Cómo prevenir las quemaduras solares en verano

En verano aumentan las visitas a la piscina, a la playa o a la montaña. Y con ellas las quemaduras solares. Se deben tomar ciertas precauciones para que la exposición continuada al sol no resulte perjudicial. Es mucho más recomendable beneficiarse de las ventajas del sol y evitar cualquier aspecto dañino del mismo.

Qué son las quemaduras solares

Los rayos solares que más afectan a la piel son los UVA y UVB. La radiación responsable de la aparición del moreno en la piel son los UVB. En caso de no contar con protección frente a estos rayos, es cuando se generan las quemaduras solares.

Ante una exposición prolongada al sol, la piel reacciona con mecanismos de defensa para protegerse ante la agresión. La aparición del bronceado es el método natural de la piel para combatir los efectos dañinos de los rayos solares.

La piel morena es la consecuencia de la producción de melanina en la dermis. Estas moléculas se integran en la composición celular para actuar de escudo ante los rayos UVA y UVB, oscureciendo el tono habitual de la piel.

Cuando se toma el sol durante amplios periodos de tiempo sin protección, se impide la generación necesaria de melanina. La piel no es capaz de producir las reacciones bioquímicas oportunas a la velocidad necesaria. Esto se traduce en manchas rojas y quemaduras en la piel.

Por ello es importante aplicar un buen protector solar. Se facilita el tiempo de reacción natural de la piel, la consecuente producción de melanina, la hidratación necesaria y un tono moreno uniforme. En el siguiente enlace, facilitamos la tarea de saber dónde encontrar Crema Solar P20 para estar siempre protegidos.

Quemaduras solares en niños

Los niños son los más susceptibles a sufrir rojeces y daños en la piel al exponerse al sol. Su dermis está en desarrollo y todavía no cuenta con los niveles de protección que posee la piel adulta.

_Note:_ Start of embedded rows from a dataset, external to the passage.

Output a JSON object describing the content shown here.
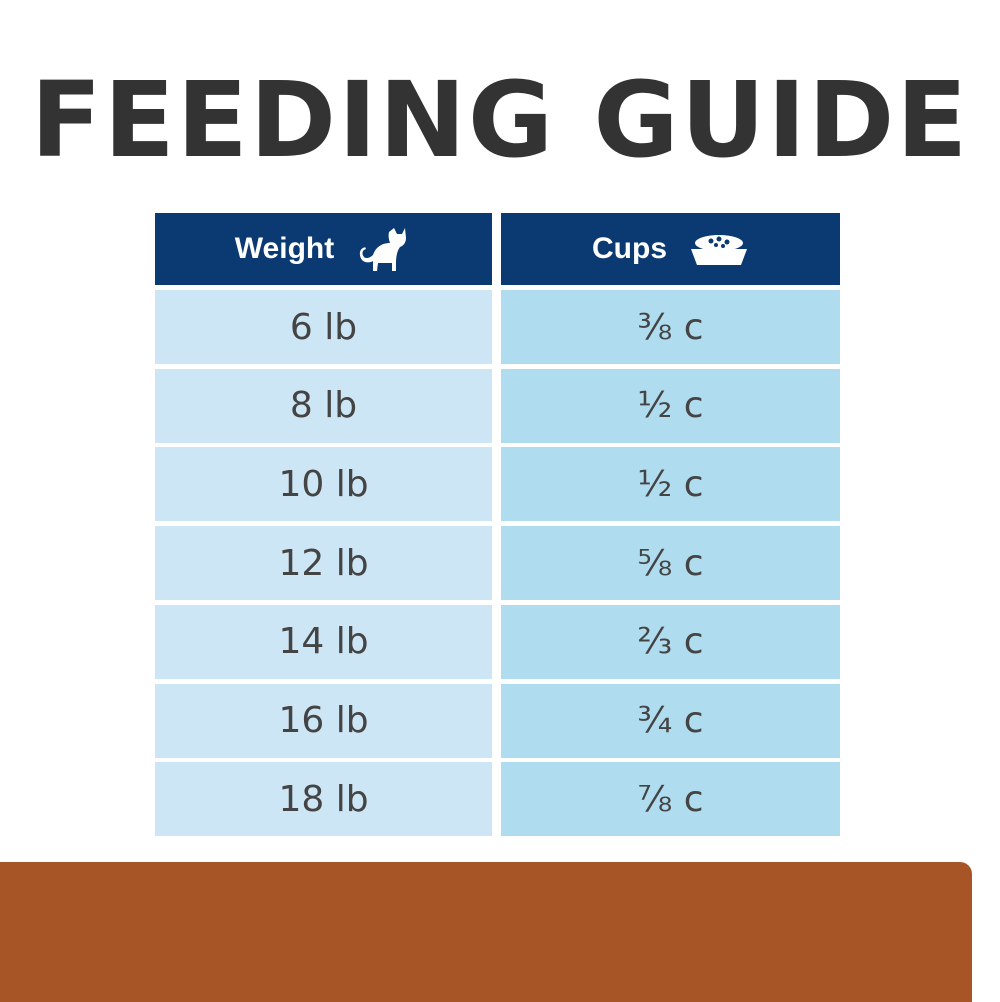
{
  "header": {
    "title": "FEEDING GUIDE"
  },
  "table": {
    "columns": [
      "Weight",
      "Cups"
    ],
    "rows": [
      [
        "6 lb",
        "⅜ c"
      ],
      [
        "8 lb",
        "½ c"
      ],
      [
        "10 lb",
        "½ c"
      ],
      [
        "12 lb",
        "⅝ c"
      ],
      [
        "14 lb",
        "⅔ c"
      ],
      [
        "16 lb",
        "¾ c"
      ],
      [
        "18 lb",
        "⅞ c"
      ]
    ]
  }
}
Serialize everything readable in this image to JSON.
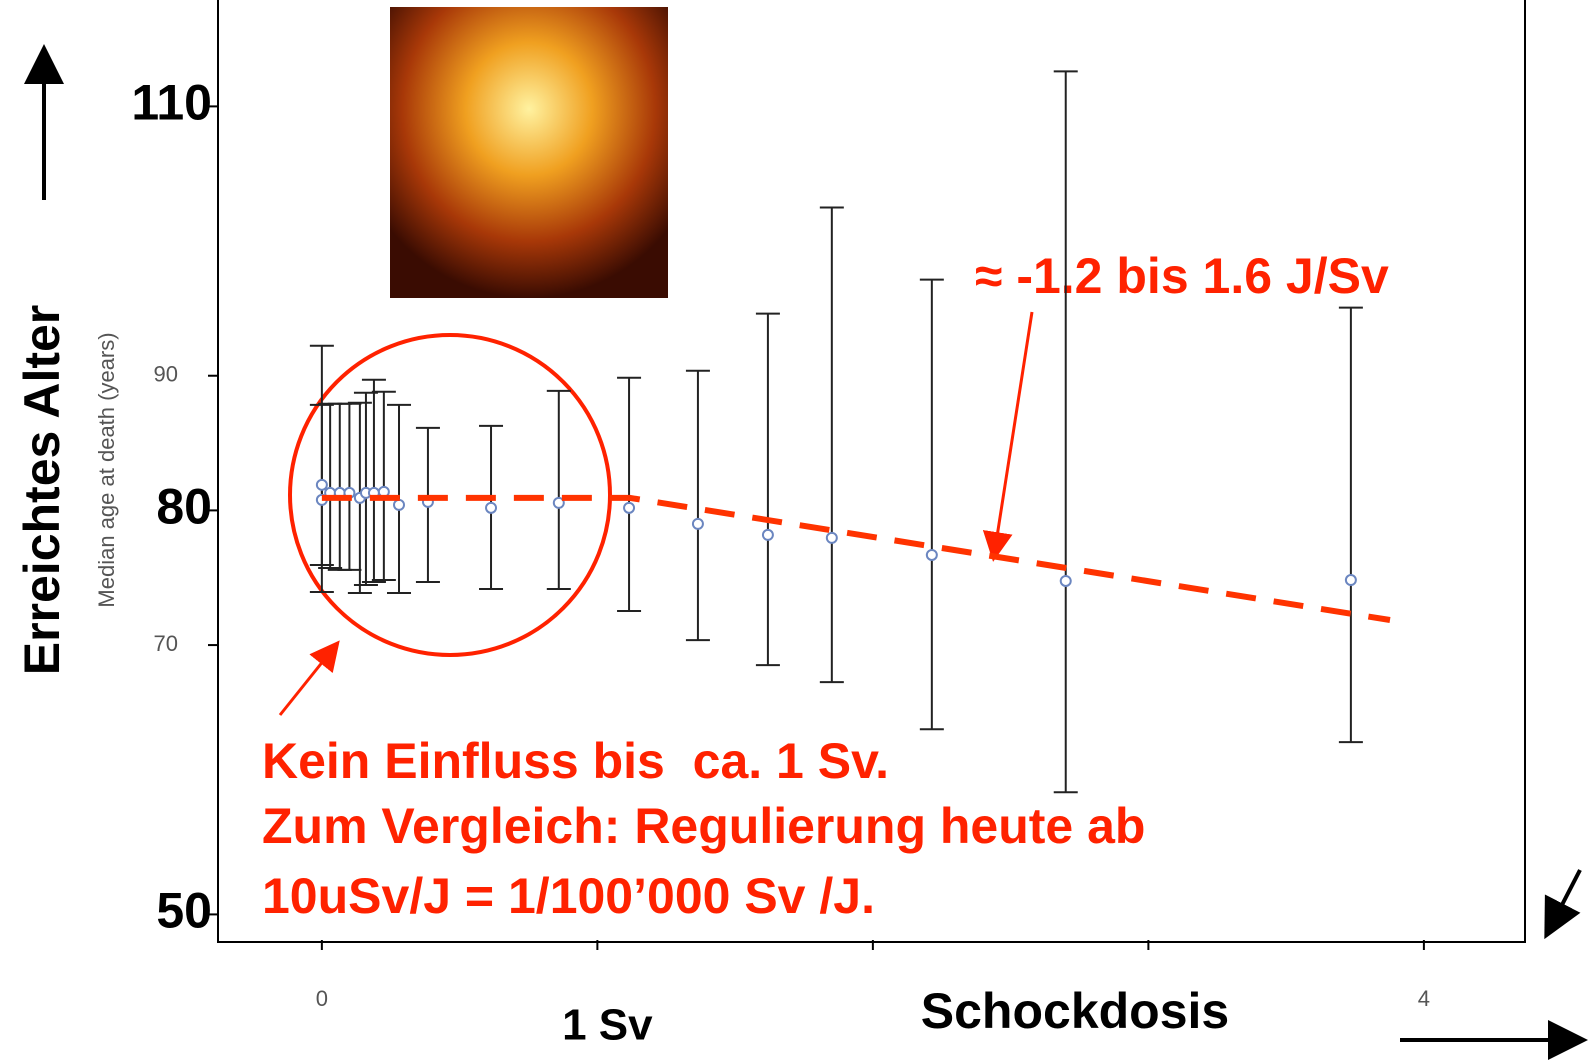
{
  "chart_data": {
    "type": "errorbar",
    "y_label": "Median age at death (years)",
    "y_label_overlay": "Erreichtes Alter",
    "x_label_overlay": "Schockdosis",
    "xlim": [
      -0.377,
      4.367
    ],
    "ylim": [
      48.1,
      117.9
    ],
    "xticks": [
      0,
      {
        "value": 1,
        "label": "1 Sv"
      },
      {
        "value": 2,
        "label": null
      },
      {
        "value": 3,
        "label": null
      },
      4
    ],
    "yticks": [
      70,
      90
    ],
    "yticks_overlay": [
      50,
      80,
      110
    ],
    "series": [
      {
        "name": null,
        "color": "#6b86c0",
        "x": [
          0,
          0,
          0.03,
          0.065,
          0.1,
          0.138,
          0.16,
          0.189,
          0.225,
          0.28,
          0.385,
          0.614,
          0.86,
          1.115,
          1.365,
          1.619,
          1.851,
          2.214,
          2.7,
          3.735
        ],
        "values": [
          80.78,
          81.9,
          81.3,
          81.3,
          81.3,
          80.93,
          81.3,
          81.3,
          81.38,
          80.41,
          80.63,
          80.19,
          80.56,
          80.19,
          79.0,
          78.18,
          77.96,
          76.69,
          74.76,
          74.83
        ],
        "upper": [
          92.23,
          87.84,
          87.92,
          87.92,
          87.92,
          87.99,
          88.74,
          89.7,
          88.81,
          87.84,
          86.13,
          86.28,
          88.88,
          89.85,
          90.37,
          94.61,
          102.49,
          97.14,
          112.6,
          95.06
        ],
        "lower": [
          73.94,
          75.95,
          75.72,
          75.58,
          75.58,
          73.87,
          74.46,
          74.68,
          74.83,
          73.87,
          74.68,
          74.16,
          74.16,
          72.53,
          70.37,
          68.51,
          67.25,
          63.75,
          59.07,
          62.79
        ]
      }
    ],
    "trend": {
      "color": "#ff3300",
      "x": [
        0,
        1.118,
        3.877
      ],
      "values": [
        80.93,
        80.93,
        71.86
      ]
    },
    "annotations": [
      "≈ -1.2 bis 1.6 J/Sv",
      "Kein Einfluss bis  ca. 1 Sv.",
      "Zum Vergleich: Regulierung heute ab",
      "10uSv/J = 1/100’000 Sv /J."
    ]
  }
}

Según los datos de la Academia Española de Dermatología y Venerología (AEDV), en verano casi el 40% de los niños sufren quemaduras solares. Las causas se deben a no haber aplicado con asiduidad el fotoprotector, elegir un producto inadecuado o no proteger zonas de piel más delicada como son las orejas, el cuello y la parte alta de la espalda y los labios.

Por ello, es muy importante saber cómo aplicar la crema solar:

Emplear la protección antes de salir de casa

La crema solar debe aplicarse media hora antes de exponerse a la radiación. Además, se debe reaplicar pasadas las dos horas. Si el menor se está bañando o suda, se recomienda disminuir el intervalo de tiempo entre las aplicaciones del protector.

Evitar salir en las horas centrales del día

Entre las 12 y las 16 horas la incidencia de los rayos del sol es mucho más intensa. Por ello, se recomienda no salir a la calle en ese intervalo de tiempo.

Mantenerse siempre hidratado

Se debe acostumbrar al menor a beber agua a menudo. El calor favorece la deshidratación y la mejor manera de combatirla es bebiendo agua fresca y natural. Además, una vez que finaliza la exposición al sol, se recomienda la aplicación de cremas hidratantes en la piel para que ésta no se reseque ni cuartee.

Usar complementos

Resulta muy útil vestir al niño con gafas de sol, sombreros, viseras y demás complementos. De esta manera, los rayos del sol no inciden directamente sobre la piel y evitamos, junto con la ayuda del protector, la aparición de quemaduras de sol en la cara.

Aprender a evitar las quemaduras solares permitirá disfrutar del sol en todo su esplendor. Así, se podrán dejar de lado las molestias que provocan y nunca podrá arruinar las vacaciones.